Le psychotraumatisme apparaît lorsqu’un individu s’est retrouvé brutalement confronté à une situation et a généré en lui des conséquences psychologiques importantes. Ce sont des souffrances majeures qui peuvent nous paralyser pour la suite.
Les déclencheurs d’un psychotraumatisme peuvent être divers :
- Une séparation brutale
- Un deuil
- Une guerre
- Une violence physique
- Un isolement forcé (confinement par exemple).
- Un viol
- Une violence sexuelle
Autant de douleurs et d’épreuves inattendues sur le chemin de la vie qui bousculent l’état normal de la personne. La personne se retrouve en quelque sorte dans un état de sidération et va donc se retrouver bloquée dans une prison intérieure et intime qui va la maltraiter au fil du temps si elle ne trouve pas la porte de sortie.

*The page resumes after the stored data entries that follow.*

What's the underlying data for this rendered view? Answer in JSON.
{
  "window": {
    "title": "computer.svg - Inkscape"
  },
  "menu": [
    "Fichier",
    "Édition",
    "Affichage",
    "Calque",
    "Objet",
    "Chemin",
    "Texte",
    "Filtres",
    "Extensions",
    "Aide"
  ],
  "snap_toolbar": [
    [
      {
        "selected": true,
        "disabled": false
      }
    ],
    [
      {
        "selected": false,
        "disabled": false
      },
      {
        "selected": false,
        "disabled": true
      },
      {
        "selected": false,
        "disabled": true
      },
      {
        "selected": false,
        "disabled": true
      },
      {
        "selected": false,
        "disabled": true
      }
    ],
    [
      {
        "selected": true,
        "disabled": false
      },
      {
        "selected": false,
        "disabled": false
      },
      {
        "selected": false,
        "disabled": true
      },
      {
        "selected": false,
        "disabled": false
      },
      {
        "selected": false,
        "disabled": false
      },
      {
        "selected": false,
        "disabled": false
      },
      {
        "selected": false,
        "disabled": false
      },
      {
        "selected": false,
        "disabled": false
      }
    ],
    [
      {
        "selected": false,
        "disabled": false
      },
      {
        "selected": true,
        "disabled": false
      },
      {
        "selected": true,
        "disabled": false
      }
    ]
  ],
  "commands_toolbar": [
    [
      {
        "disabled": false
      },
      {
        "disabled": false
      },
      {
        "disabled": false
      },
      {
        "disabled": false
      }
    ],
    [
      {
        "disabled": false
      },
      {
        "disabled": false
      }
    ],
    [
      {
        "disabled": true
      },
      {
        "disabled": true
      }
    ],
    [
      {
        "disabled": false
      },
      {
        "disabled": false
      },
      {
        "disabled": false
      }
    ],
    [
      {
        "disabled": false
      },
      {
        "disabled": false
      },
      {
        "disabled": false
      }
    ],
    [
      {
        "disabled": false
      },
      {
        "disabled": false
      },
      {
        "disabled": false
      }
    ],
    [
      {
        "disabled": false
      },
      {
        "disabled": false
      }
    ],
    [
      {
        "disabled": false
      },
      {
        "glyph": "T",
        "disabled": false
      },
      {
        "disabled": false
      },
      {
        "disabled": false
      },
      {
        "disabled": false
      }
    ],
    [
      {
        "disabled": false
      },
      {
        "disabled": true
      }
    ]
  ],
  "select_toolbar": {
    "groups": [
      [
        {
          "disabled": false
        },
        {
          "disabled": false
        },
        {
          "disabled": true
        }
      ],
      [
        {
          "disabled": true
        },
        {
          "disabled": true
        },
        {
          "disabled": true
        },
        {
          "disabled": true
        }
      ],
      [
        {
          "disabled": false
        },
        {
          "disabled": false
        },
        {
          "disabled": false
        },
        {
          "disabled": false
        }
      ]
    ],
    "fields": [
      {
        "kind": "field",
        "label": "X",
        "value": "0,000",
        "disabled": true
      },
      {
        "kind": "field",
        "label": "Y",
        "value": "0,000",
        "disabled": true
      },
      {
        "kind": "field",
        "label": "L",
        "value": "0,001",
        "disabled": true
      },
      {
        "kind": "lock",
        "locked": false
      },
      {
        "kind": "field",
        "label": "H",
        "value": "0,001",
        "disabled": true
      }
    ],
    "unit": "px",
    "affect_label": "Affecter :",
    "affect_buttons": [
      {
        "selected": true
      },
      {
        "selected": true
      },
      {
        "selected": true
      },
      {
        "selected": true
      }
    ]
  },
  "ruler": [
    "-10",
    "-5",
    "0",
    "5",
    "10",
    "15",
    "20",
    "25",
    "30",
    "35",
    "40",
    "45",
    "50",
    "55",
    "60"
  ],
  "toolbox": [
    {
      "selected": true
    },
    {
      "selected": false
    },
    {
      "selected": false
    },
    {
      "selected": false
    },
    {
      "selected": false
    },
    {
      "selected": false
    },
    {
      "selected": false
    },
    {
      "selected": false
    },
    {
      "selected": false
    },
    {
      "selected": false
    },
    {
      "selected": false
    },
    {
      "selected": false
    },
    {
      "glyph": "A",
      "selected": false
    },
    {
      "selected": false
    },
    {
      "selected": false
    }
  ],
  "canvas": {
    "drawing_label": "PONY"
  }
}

On parle d’état de stress aigu lorsque la réaction au traumatisme est de courte durée. On parle d’état de stress post traumatique lorsque ces troubles s’installent dans la durée. Ce stress peut devenir une pathologie psychiatrique. Nous nous décentrons de nous-même. Il faut savoir que toutes personnes victimes de violence sans exception sont susceptibles de développer de tels troubles.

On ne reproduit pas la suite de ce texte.